Geologist Alfred Brooks, who covered every major gold rush in the region, argued convincingly that life in the Klondike was a great winnowing process, and that those who succeeded there were something special. "A small percentage failed through lack of moral stamina, for there was ample opportunity to go to the dogs in the northern gold camps," he observed. "On the other hand, many a man who had not developed beyond mediocrity in his own community, tightly bound by tradition and custom, found in Alaska his opportunity and rose to his true level. This last of our frontiers, therefore, has played a part in developing breadth of view and character among our people."40

The only recorded view from a working girl came from a conversation Carol Erwin had with a veteran Nome madam near the end of the era.

"When you talk about holding a tight rein on your girls, these hustlers aren't girls—some of them are forty and fifty years old, and every bit as popular as younger ones," the Nome madam noted. "A lot of them marry and settle down. Why, I could name you dozens of social leaders, club and churchwomen in Fairbanks and Anchorage who were once hustlers. Everybody knows it; nobody minds."41

Today they are all gone, of course, and it is doubtful that their ghosts linger comfortably among the urban renewal projects that displaced them. Nor will you find much trace of them in official histories of this last frontier.

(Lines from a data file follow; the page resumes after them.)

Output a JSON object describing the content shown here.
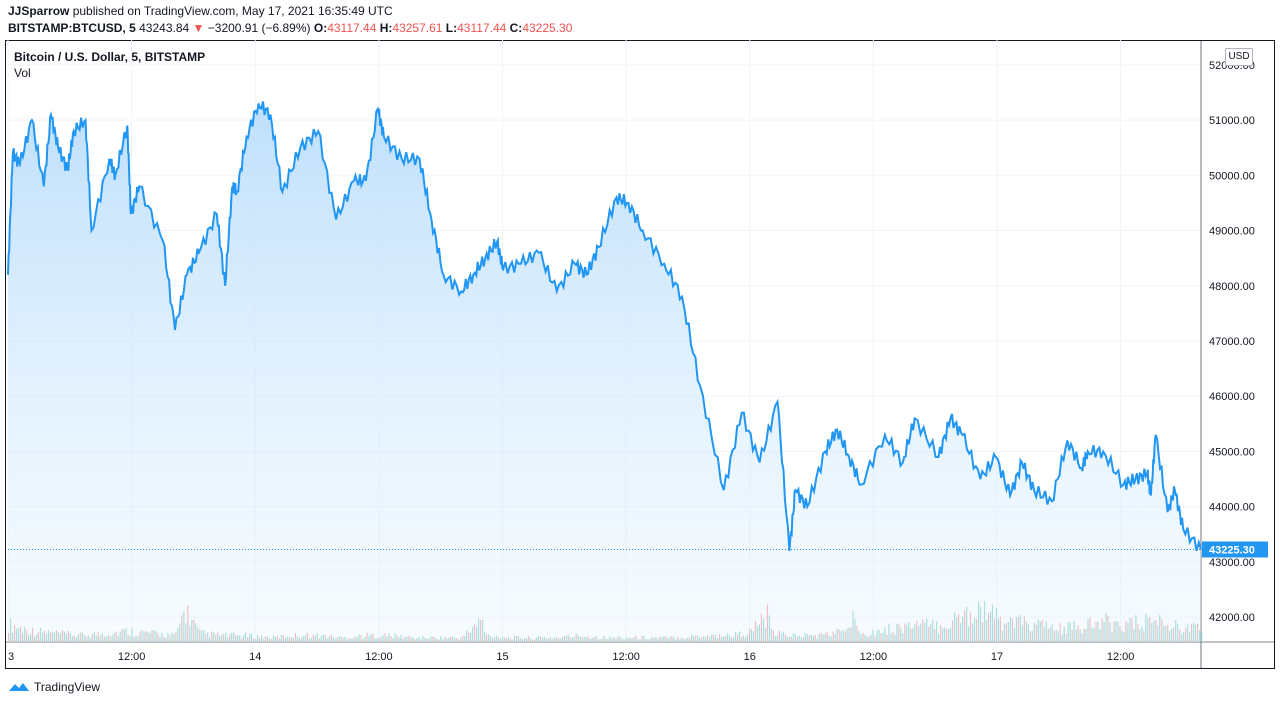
{
  "header": {
    "author": "JJSparrow",
    "published": " published on TradingView.com, May 17, 2021 16:35:49 UTC",
    "symbol": "BITSTAMP:BTCUSD, 5",
    "price": "43243.84",
    "change": "−3200.91 (−6.89%)",
    "o_label": "O:",
    "o_value": "43117.44",
    "h_label": "H:",
    "h_value": "43257.61",
    "l_label": "L:",
    "l_value": "43117.44",
    "c_label": "C:",
    "c_value": "43225.30"
  },
  "legend": {
    "title": "Bitcoin / U.S. Dollar, 5, BITSTAMP",
    "vol": "Vol"
  },
  "currency_button": "USD",
  "footer": {
    "brand": "TradingView"
  },
  "colors": {
    "line": "#2196f3",
    "area_top": "#bbdefb",
    "vol_up": "#80cbc4",
    "vol_down": "#ef9a9a",
    "last_price": "#2196f3"
  },
  "chart_data": {
    "type": "area",
    "title": "Bitcoin / U.S. Dollar, 5, BITSTAMP",
    "xlabel": "",
    "ylabel": "",
    "x_ticks": [
      "3",
      "12:00",
      "14",
      "12:00",
      "15",
      "12:00",
      "16",
      "12:00",
      "17",
      "12:00"
    ],
    "y_ticks": [
      42000,
      43000,
      44000,
      45000,
      46000,
      47000,
      48000,
      49000,
      50000,
      51000,
      52000
    ],
    "y_tick_labels": [
      "42000.00",
      "43000.00",
      "44000.00",
      "45000.00",
      "46000.00",
      "47000.00",
      "48000.00",
      "49000.00",
      "50000.00",
      "51000.00",
      "52000.00"
    ],
    "ylim": [
      41550,
      52450
    ],
    "xlim": [
      0,
      1
    ],
    "last_value": 43225.3,
    "last_value_label": "43225.30",
    "grid": true,
    "price_series": {
      "name": "",
      "x": [
        0,
        0.004,
        0.01,
        0.02,
        0.03,
        0.036,
        0.042,
        0.05,
        0.055,
        0.065,
        0.07,
        0.085,
        0.09,
        0.1,
        0.103,
        0.11,
        0.13,
        0.14,
        0.15,
        0.16,
        0.175,
        0.182,
        0.188,
        0.192,
        0.2,
        0.21,
        0.22,
        0.23,
        0.245,
        0.26,
        0.275,
        0.29,
        0.3,
        0.31,
        0.315,
        0.33,
        0.345,
        0.355,
        0.365,
        0.38,
        0.39,
        0.4,
        0.41,
        0.415,
        0.43,
        0.445,
        0.46,
        0.475,
        0.485,
        0.495,
        0.51,
        0.52,
        0.532,
        0.55,
        0.565,
        0.58,
        0.6,
        0.615,
        0.63,
        0.645,
        0.655,
        0.66,
        0.67,
        0.685,
        0.695,
        0.705,
        0.715,
        0.735,
        0.75,
        0.76,
        0.78,
        0.79,
        0.8,
        0.815,
        0.828,
        0.84,
        0.85,
        0.86,
        0.875,
        0.888,
        0.9,
        0.905,
        0.918,
        0.935,
        0.945,
        0.955,
        0.958,
        0.962,
        0.972,
        0.978,
        0.985,
        1.0
      ],
      "y": [
        48200,
        50400,
        50200,
        51000,
        49800,
        51100,
        50500,
        50100,
        50800,
        51000,
        49000,
        50300,
        50000,
        50900,
        49300,
        49800,
        48800,
        47200,
        48200,
        48600,
        49300,
        48000,
        49800,
        49700,
        50700,
        51300,
        51100,
        49700,
        50500,
        50800,
        49200,
        49900,
        49900,
        51200,
        50700,
        50300,
        50300,
        49200,
        48200,
        47900,
        48200,
        48500,
        48800,
        48300,
        48400,
        48600,
        47900,
        48400,
        48200,
        48700,
        49600,
        49500,
        49000,
        48400,
        47800,
        46200,
        44300,
        45700,
        44800,
        45900,
        43200,
        44300,
        44000,
        45000,
        45400,
        44900,
        44400,
        45300,
        44800,
        45600,
        44900,
        45600,
        45300,
        44500,
        44900,
        44200,
        44800,
        44300,
        44100,
        45200,
        44700,
        45000,
        45000,
        44400,
        44500,
        44600,
        44200,
        45300,
        43900,
        44300,
        43600,
        43225
      ]
    },
    "volume_series": {
      "name": "",
      "x": [
        0,
        0.02,
        0.04,
        0.06,
        0.08,
        0.1,
        0.12,
        0.14,
        0.148,
        0.16,
        0.18,
        0.2,
        0.22,
        0.24,
        0.26,
        0.28,
        0.3,
        0.32,
        0.34,
        0.36,
        0.38,
        0.397,
        0.4,
        0.42,
        0.44,
        0.46,
        0.48,
        0.5,
        0.52,
        0.54,
        0.56,
        0.58,
        0.6,
        0.62,
        0.636,
        0.64,
        0.66,
        0.68,
        0.7,
        0.708,
        0.72,
        0.74,
        0.76,
        0.78,
        0.8,
        0.815,
        0.82,
        0.83,
        0.84,
        0.86,
        0.88,
        0.9,
        0.92,
        0.94,
        0.96,
        0.98,
        1.0
      ],
      "y": [
        8,
        5,
        4,
        3,
        4,
        5,
        4,
        3,
        15,
        4,
        3,
        3,
        2,
        3,
        3,
        2,
        3,
        3,
        2,
        2,
        2,
        10,
        3,
        2,
        2,
        2,
        3,
        2,
        2,
        2,
        2,
        3,
        3,
        4,
        12,
        4,
        3,
        3,
        5,
        10,
        4,
        6,
        8,
        7,
        12,
        16,
        14,
        10,
        9,
        8,
        6,
        7,
        9,
        8,
        10,
        7,
        6
      ]
    }
  }
}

But memories of their golden age can still bring a smile: Violet Raymond with Antone Stander's necklace of diamonds sparkling right down to her knees . . . plucky Grace Robinson packing her fancy Seattle hat over Chilkoot Pass and rescuing it from the wild waters of Lake Bennett . . . Mae Field wickedly flaunting her lingerie and her laundry bill in Dawson court . . . and Corrine B. Gray donning a satin gown by Worth of Paris to wed the son of a merchant prince in the tiny outpost of Rampart.

It is difficult for old-timers to walk down Fourth Avenue in Fairbanks without thinking of the good time girls who made that Line the very best in the West. Girls like little Georgia Lee, who escaped the brutal poverty of her farm via the St. Louis red light district for what she knew could only be a better life in Alaska. Edith Neile, so tall, beautiful, independent, and openhanded. Gracious prostitute Ray Alderman, who became Alaska's first first lady to host a U.S. president. "Lovely One" and Myrtle and Dolly— all in party dresses with rhubarb leaves and pink bows for hats—bursting in on their old neighbor at 6 a.m. Klondike Kate Rockwell and her lilting theme song, "Do not scorn her with words fierce and bitter. . . . "

These unique women and their sisters brought to the Far North the gifts of warmth, laughter, and the lightness of a woman's touch, commodities that were all too scarce before the good time girls gambled their futures to brave our rugged trails.